Court filings show that instead of filing responsive evidence to this application, Mizrahi instead initiated an action against CEI and its principals. Although Mizrahi’s Amended Statement of Claim doesn’t dispute the fact that debts were incurred or that demands for payment were made, Mizrahi accused CEI of acting in “bad faith” and breaching certain duties.

CEI responded that the “bad faith” allegations are “bare and unparticularized”, and if pursued, would be vigorously defended and the subject of a motion to strike”.

After Constantine filed an application for receivership on April 16, Mizrahi reportedly alleged that Constantine attempted to block the sale and closing of some units within the building, which contributed to their inability to pay down the secured debt—although CEI denied the allegations in a May 8 statement.

“CEI Has Not Blocked the Closing or Sale of Units” the court document states. “Contrary to the Debtors’ unsupported allegations, there is no evidence that units subject to agreements of sale are in a position to close or that CEI used its position to prevent those closings.
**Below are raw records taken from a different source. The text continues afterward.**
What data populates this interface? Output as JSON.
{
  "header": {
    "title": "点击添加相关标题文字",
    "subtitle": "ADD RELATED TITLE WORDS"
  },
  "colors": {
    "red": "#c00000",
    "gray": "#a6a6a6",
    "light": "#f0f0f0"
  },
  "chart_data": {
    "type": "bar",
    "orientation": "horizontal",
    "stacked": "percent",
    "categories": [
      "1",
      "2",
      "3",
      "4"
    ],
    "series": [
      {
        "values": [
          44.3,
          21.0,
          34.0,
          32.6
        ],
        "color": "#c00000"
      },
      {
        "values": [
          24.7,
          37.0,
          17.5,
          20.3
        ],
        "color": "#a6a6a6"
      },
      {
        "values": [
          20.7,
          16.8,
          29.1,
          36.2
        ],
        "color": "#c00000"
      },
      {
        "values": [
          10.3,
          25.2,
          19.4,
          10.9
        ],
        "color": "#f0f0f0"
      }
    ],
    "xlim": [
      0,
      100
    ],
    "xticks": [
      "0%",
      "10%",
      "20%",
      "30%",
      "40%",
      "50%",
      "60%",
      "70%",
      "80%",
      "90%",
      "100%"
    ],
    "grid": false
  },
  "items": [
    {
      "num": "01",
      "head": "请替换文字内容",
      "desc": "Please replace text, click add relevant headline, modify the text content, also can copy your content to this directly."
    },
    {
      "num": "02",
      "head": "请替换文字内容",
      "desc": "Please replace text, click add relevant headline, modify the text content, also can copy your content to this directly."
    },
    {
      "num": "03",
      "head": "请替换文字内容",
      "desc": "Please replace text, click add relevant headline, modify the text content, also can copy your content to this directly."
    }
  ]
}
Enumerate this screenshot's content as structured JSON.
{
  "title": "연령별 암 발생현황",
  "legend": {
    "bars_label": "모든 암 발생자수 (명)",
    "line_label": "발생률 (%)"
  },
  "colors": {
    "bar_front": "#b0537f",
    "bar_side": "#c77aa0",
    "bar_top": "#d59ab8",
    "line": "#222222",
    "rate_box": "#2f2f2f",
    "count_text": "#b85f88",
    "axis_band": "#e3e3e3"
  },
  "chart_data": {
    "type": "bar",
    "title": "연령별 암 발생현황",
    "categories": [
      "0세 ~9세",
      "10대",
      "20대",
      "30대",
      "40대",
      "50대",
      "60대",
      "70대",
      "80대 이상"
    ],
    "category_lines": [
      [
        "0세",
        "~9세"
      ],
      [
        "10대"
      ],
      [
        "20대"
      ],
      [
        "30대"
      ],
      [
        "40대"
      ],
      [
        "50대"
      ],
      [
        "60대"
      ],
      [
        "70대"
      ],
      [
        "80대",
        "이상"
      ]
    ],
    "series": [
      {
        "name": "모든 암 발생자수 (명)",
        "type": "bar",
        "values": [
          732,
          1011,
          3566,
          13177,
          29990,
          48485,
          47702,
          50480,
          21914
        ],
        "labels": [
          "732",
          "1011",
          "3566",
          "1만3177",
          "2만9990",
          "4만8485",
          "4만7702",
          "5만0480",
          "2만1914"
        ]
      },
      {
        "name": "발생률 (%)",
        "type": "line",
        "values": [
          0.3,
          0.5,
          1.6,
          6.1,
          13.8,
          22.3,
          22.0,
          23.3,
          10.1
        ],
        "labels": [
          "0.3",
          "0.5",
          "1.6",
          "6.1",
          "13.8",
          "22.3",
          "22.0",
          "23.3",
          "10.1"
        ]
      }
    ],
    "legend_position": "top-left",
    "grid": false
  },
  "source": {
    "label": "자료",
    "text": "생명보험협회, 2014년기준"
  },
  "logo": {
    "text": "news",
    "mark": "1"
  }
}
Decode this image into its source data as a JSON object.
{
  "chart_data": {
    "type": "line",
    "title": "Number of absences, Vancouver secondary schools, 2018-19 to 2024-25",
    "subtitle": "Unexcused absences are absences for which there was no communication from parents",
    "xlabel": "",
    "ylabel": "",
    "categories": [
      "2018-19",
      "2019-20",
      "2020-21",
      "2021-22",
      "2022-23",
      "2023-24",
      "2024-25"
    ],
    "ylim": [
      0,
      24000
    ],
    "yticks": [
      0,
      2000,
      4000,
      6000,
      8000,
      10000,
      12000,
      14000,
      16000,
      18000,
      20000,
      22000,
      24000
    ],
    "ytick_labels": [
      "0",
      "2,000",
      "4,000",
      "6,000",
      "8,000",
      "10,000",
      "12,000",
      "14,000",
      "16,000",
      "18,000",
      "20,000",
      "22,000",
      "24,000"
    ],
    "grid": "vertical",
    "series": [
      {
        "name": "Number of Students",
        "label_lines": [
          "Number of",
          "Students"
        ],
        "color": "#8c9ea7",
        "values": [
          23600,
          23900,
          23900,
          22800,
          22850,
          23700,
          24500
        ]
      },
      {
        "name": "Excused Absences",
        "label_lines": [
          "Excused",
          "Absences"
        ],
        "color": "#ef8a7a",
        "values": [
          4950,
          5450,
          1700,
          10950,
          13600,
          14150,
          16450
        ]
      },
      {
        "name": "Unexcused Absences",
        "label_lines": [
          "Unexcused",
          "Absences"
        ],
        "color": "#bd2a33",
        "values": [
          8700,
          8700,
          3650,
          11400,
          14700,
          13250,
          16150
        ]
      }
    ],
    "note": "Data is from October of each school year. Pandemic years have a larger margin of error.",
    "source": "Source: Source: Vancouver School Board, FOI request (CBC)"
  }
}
In fact, part of the reason why CEI urgently seeks the appointment of the Receiver is to facilitate closings of those units when it is practical to do so.”

“Even if the units subject to agreements of sale close, a significant amount of secured Indebtedness will remain owing to CEI. The Debtors speculate that Hazelton will receive $27 million from the sale and close of the units. Even accepting the values proposed by the Debtors, almost half of that amount—$13 million—relates to units that are not yet subject to agreements of purchase and sale and are not yet completed.

“It is unknown when those units will be sold or how much they will sell for. The Debtors also do not account for how the Debtors will fund the additional costs to complete the Hazelton Project and carry the debt in the interim. The Debtors’ argument that certain units may close absent a receivership is nothing more than a red herring.”

Now that receivership has been granted, CEI hopes that the receiver will take steps to complete the sale of units already subject to agreements of purchase and sale, facilitate the final phase of construction of the Hazelton Project required for completion of units, and manage the marketing and sale of the remaining condo units (all while preserving the value of the property and repaying creditors).

According to city of Toronto documents, the development was approved back in 2016 for a nine-storey mixed-use building at 126-128 Hazelton Ave. with a total of 21 residential units.

Mizrahi Developments dominated local media coverage in February when it was announced that the company was ousted from the development of the Yonge and Bloor skyscraper The One, a few months after the building was put into receivership.